Bruno Azevedo Prado
Em 2008, pela primeira vez na história, mais da metade da população mundial passou a viver nas cidades. Segundo projeções do Fundo de População das Nações Unidas (UNFPA, na sigla em inglês), em 2030, as cidades do chamado mundo em desenvolvimento concentrarão 80% da população urbana (UNFPA, 2007). Números como esses, somados à confluência das crises climática, econômico-política, energética e alimentar, suscitam novas questões acerca das linhas que demarcam o urbano e o rural e dos papéis que representam as alternativas locais baseadas na Agroecologia e na agricultura familiar e camponesa à globalização do sistema agroalimentar.
Em outras palavras, esse cenário aponta para a necessidade de colocar em pauta a reconfiguração dos sistemas agroalimentares. Se os espaços rurais já foram compreendidos como áreas cuja principal função era fornecer alimentos baratos e em grandes quantidades para os consumidores urbanos, atualmente as relações entre campo e cidade ganham novos significados à luz de questões políticas emergentes ligadas aos temas da soberania e da segurança alimentar e nutricional, da Agroecologia e dos modos de produção da agricultura familiar camponesa. O rural – ou, melhor dizendo, os rurais, frente a sua diversidade – expressa valores e modos de ser e fazer que incorporam preocupações urgentes relacionadas a questões ambientais e de sustentabilidade, à valorização de modo de vida próprio da agricultura familiar, ao reconhecimento de grupos que reivindicam demandas específicas e identidades autodeclaradas e a novas formas de combate dos efeitos perversos e duradouros da modernização agrícola.
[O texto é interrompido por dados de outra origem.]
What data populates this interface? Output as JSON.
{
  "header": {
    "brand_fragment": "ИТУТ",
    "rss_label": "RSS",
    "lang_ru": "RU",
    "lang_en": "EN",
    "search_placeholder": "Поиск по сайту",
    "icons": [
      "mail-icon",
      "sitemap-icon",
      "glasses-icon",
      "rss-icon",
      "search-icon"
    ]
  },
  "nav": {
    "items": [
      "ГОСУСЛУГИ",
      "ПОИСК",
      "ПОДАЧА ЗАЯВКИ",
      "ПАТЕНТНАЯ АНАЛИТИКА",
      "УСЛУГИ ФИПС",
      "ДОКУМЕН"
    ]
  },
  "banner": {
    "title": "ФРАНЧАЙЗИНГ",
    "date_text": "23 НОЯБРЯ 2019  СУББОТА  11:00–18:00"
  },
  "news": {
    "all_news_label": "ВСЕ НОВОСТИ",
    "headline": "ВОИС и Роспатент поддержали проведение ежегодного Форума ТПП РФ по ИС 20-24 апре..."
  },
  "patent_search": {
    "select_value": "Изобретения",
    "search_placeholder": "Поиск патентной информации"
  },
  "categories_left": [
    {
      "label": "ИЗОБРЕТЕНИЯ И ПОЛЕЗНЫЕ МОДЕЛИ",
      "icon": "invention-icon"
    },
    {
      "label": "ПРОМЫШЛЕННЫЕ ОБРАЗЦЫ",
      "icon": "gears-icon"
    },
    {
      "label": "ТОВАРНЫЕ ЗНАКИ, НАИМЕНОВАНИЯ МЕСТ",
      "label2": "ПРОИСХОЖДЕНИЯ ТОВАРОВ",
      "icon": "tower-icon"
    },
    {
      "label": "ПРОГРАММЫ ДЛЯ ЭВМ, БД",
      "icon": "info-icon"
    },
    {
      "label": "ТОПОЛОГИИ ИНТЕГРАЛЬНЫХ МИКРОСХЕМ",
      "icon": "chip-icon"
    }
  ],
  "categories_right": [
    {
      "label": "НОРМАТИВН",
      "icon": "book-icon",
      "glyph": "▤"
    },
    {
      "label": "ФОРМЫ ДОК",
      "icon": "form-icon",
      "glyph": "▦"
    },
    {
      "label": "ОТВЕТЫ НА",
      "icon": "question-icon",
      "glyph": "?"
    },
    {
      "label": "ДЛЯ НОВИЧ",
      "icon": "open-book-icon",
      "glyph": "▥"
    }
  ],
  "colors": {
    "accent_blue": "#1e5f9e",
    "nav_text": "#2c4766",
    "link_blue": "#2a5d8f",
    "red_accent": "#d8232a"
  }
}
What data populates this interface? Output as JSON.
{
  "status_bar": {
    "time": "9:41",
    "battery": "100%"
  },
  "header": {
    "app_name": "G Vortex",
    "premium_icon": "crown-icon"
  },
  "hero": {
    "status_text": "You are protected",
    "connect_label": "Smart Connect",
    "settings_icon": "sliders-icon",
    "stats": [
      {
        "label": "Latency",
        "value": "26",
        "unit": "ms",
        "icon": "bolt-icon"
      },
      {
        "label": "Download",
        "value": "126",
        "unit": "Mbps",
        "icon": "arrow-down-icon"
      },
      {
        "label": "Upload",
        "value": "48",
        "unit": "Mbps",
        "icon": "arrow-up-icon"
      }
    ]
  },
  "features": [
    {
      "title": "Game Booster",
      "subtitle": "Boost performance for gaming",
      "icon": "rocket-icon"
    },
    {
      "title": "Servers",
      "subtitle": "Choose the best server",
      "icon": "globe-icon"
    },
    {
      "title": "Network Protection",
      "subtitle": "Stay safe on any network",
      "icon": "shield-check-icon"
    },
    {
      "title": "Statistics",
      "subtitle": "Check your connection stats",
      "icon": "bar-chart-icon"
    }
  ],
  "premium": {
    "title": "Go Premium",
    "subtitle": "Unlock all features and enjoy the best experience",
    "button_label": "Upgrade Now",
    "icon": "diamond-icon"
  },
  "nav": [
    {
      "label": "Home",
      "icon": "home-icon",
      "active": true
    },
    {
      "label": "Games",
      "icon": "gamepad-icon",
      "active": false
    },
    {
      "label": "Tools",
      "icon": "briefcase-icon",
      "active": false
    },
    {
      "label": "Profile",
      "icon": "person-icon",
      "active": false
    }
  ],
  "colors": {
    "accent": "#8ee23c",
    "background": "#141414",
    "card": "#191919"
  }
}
Os questionamentos ao modelo dominante de desenvolvimento levam a outras discussões na arena pública, mobilizando cidadãos tanto nos campos como nas cidades, evidenciando a grande confluência das crises que afligem as sociedades contemporâneas.
A questão da alimentação irrompe nesta discussão a partir de indagações relacionadas às transformações no sistema de produção, distribuição e consumo de alimentos – quem produz e onde, como e quando são produzidos os alimentos? Como chegam às nossas mesas? A inserção desse debate no campo da saúde e do meio ambiente tem levado à revalorização de práticas alimentares mais sintonizadas com as dinâmicas da natureza e orientadas por valores culturais estranhos a visões empresariais da agricultura. Por outro lado, crises alimentares ainda provocam graves situações de fome e desnutrição, assim como há um número crescente de pessoas em situação de obesidade em razão de dietas não saudáveis. Além disso, a degradação dos solos e a perda da biodiversidade aliadas ao quadro das mudanças climáticas, que colocam em risco a produção e o consumo de alimentos saudáveis e culturalmente adequados, reforçam um cenário de crise que tende a se tornar cada vez mais agravado e com efeitos catastróficos para a reprodução das formas de vida atuais.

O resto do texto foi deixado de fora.